With my rural books I’m living the country life. I have worked on farms, in shearing sheds, driven tractors and have friends and family all involved in farming. So I know most of what I’m writing about. With The Recruit I knew nothing of guns, fighting, drug trafficking and overseas countries like Pakistan.
This is where things got tough. I like my details to be as real and close to the truth as possible. In The Recruit, I had Jasmine and her friend, Taylor, compete in a fencing competition at their school. (I liked the idea of fencing, it looked interesting, cool and I liked the skills that came with it. Another thing to notch on Jasmine’s belt along with boxing and karate.)
But I had to do a lot of research until I felt comfortable writing about fencing. I also liked being able to watch an event, just to get the feel of it. Of course it was all researched on the internet. (I live 350km from the city of Perth and quite possibly the nearest fencing club.)

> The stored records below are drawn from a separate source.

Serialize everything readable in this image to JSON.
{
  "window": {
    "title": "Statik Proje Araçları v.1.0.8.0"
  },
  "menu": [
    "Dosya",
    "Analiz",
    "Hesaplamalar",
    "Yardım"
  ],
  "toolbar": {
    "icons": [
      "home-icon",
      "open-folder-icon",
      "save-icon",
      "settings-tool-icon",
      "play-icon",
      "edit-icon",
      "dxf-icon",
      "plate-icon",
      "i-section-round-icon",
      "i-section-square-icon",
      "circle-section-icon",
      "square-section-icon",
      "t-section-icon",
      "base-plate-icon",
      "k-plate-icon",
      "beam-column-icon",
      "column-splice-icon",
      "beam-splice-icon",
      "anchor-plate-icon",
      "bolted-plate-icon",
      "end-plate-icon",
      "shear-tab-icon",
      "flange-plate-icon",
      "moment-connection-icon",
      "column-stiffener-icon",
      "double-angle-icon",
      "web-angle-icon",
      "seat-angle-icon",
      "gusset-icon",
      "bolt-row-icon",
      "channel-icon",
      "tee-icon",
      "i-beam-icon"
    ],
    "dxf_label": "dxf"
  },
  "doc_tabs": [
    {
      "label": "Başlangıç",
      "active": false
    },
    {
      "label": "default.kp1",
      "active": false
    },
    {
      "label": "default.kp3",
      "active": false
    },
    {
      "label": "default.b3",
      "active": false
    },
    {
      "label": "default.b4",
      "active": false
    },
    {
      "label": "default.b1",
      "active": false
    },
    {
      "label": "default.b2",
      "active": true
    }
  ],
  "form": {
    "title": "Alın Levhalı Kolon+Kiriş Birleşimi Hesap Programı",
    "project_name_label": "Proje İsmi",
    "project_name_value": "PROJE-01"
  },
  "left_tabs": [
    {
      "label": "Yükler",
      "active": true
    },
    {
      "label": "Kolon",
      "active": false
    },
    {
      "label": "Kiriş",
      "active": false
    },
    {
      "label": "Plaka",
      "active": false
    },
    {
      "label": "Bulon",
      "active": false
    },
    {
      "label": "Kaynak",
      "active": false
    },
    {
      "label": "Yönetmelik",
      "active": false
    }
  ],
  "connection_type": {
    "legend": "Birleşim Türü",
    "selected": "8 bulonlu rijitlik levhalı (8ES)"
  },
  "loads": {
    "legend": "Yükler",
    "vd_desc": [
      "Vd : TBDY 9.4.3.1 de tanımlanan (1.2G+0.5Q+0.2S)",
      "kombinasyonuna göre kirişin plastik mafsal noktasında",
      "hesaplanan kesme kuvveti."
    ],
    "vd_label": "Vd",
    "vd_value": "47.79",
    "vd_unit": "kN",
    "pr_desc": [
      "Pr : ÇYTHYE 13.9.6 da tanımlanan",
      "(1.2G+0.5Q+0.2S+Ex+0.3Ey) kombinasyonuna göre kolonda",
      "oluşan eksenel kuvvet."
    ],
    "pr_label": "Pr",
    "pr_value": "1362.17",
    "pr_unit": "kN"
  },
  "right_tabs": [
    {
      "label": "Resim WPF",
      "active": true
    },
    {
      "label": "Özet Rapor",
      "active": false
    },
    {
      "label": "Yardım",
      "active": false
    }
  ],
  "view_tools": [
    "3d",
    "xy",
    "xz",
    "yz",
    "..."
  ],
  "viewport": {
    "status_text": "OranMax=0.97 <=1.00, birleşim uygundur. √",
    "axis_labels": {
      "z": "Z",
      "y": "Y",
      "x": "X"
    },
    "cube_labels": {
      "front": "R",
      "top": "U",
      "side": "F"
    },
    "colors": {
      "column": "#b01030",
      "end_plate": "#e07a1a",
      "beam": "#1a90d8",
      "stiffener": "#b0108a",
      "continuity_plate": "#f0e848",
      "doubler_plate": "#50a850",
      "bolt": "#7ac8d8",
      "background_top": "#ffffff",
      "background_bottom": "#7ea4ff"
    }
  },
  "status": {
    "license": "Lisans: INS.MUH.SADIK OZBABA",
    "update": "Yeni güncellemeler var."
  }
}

The world wide web is my friend and my ‘go to’ guy. Since starting The Recruit series I have travelled to Pakistan (via the web), looked up guns and firing ranges, scopes and so much more. (Google maps is awesome, it’s like virtual travelling – tourist trekking from your computer chair!)
In saying all that I do have a real ‘go to’ person who helps me with information. Someone who has been involved with weapons and can point me in the right directions on some of my curly questions. Having access to both these things has made research much easier and more realistic. I need them both.
I don’t think it would be possible to write without my friend the internet. I typed in ‘How long does a bullet wound in the leg take to heal’ and I go a few hits. I’m sure the people asking that same questions are other author’s like me. Nice to know we are not alone.
When my kids chew up all our download limit and we are slowed (It’s already slow because we live in the country so imagine it slowed beyond a snails pace!!) I’m practically forced into a writing break (which also means no procrastination on facebook or twitter) and all that is left is housework. (Or maybe a coffee and a good book.) Which leaves me wondering…what things have you researched today?
About the Author:
Fiona Palmer has been writing bestselling rural stories for years and is now indulging in her love of YA. It’s not a big change considering she already writes about strong women who fight for what they want. She is a full-time writer and mum from rural Western Australia. Her two kids remind her often that she’s not seventeen anymore but writing at least lets her relive it.